Molecular: Algorithms for molecular dynamics on heterogeneous architectures

With molecular dynamics molecular processes can be followed in atomistic detail, something which is difficult or impossible to achieve with experimental techniques. But obtaining this information comes at a high computational cost. The equations of motion of hundreds of thousands of atoms need to be integrated for billions of time steps, which can mean months of simulation time. Gains in computational efficiency are therefore highly beneficial for molecular simulation community, not only within SeRC, but world wide.

As of a few years CPU cores are no longer getting (much) faster, but rather there is a continuous increase in the number of cores per CPU. Also specific accelerators, such as graphical processes units, are being used for computing. This trend towards more heterogeneous architectures requires a different approach to algorithms used for computation. Especially in molecular dynamics, where an integration step now take less than a millisecond, this means that algorithms, and parallelization in particular, need to be rethought and redesigned. In this project new algorithms are developed and implemented in the molecular simulation package GROMACS.

In 2013 we released the first version our hybrid acceleration and hybrid parallelization algoritms to the whole community through the 4.6 release of GROMACS package. The hybrid acceleration uses a new algorithm for non-bonded pair-forces, which can be used, in slightly adapted versions, on CPUs using SIMD (AVX-256/512) intrinsics and on GPUs using CUDA. This has brought significant performance improvement. The hybrid parallelization, based on MPI and OpenMP, allows scaling to more cores. The scaling limit is now down from around 400 atoms per core to less than 100 per core. This allows for significantly longer simulation times. In addition, adding GPUs provide a factor 3 speed-up, which allows for more cost and power efficient computing.

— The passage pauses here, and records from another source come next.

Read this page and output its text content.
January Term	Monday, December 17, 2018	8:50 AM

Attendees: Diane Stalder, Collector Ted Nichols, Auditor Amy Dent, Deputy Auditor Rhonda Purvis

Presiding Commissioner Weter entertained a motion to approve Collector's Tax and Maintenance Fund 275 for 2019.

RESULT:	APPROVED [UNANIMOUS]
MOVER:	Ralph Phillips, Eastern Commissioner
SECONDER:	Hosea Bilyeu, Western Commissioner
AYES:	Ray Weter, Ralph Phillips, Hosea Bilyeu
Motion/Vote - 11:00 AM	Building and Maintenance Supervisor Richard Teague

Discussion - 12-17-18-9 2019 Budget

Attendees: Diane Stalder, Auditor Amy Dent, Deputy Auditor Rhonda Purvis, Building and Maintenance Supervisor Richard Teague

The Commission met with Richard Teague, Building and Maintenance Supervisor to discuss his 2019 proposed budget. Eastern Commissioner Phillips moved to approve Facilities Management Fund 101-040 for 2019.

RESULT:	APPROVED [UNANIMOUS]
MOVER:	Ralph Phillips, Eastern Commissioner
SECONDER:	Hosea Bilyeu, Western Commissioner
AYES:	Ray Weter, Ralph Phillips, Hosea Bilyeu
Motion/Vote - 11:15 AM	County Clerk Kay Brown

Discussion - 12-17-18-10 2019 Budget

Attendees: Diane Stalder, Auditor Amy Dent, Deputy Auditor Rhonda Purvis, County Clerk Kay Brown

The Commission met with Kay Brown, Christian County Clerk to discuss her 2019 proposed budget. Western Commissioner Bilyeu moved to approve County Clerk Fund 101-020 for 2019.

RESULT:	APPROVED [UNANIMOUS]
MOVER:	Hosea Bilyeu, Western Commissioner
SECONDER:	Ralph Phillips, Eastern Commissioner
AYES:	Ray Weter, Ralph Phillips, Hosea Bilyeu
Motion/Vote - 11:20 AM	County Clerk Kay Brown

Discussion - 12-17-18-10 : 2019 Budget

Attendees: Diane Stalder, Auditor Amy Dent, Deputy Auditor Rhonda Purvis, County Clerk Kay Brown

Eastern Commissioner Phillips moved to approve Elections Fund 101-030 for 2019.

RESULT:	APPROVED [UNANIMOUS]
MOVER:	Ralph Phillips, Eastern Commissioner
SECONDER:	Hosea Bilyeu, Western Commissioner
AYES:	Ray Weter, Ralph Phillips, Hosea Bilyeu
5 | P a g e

Currently we are extended the GPU acceleration to the particle-mesh Ewald electrostatics method, which is needed to fully utilize modern hardware where GPUs continu to outpace CPUs. The GROMACS 2017 release with have a single GPU implementation of PME and we are working on several parallel options.

The code, including these improvements, is available from the GROMACS website. GROMACS is used by thousands of users world-wide.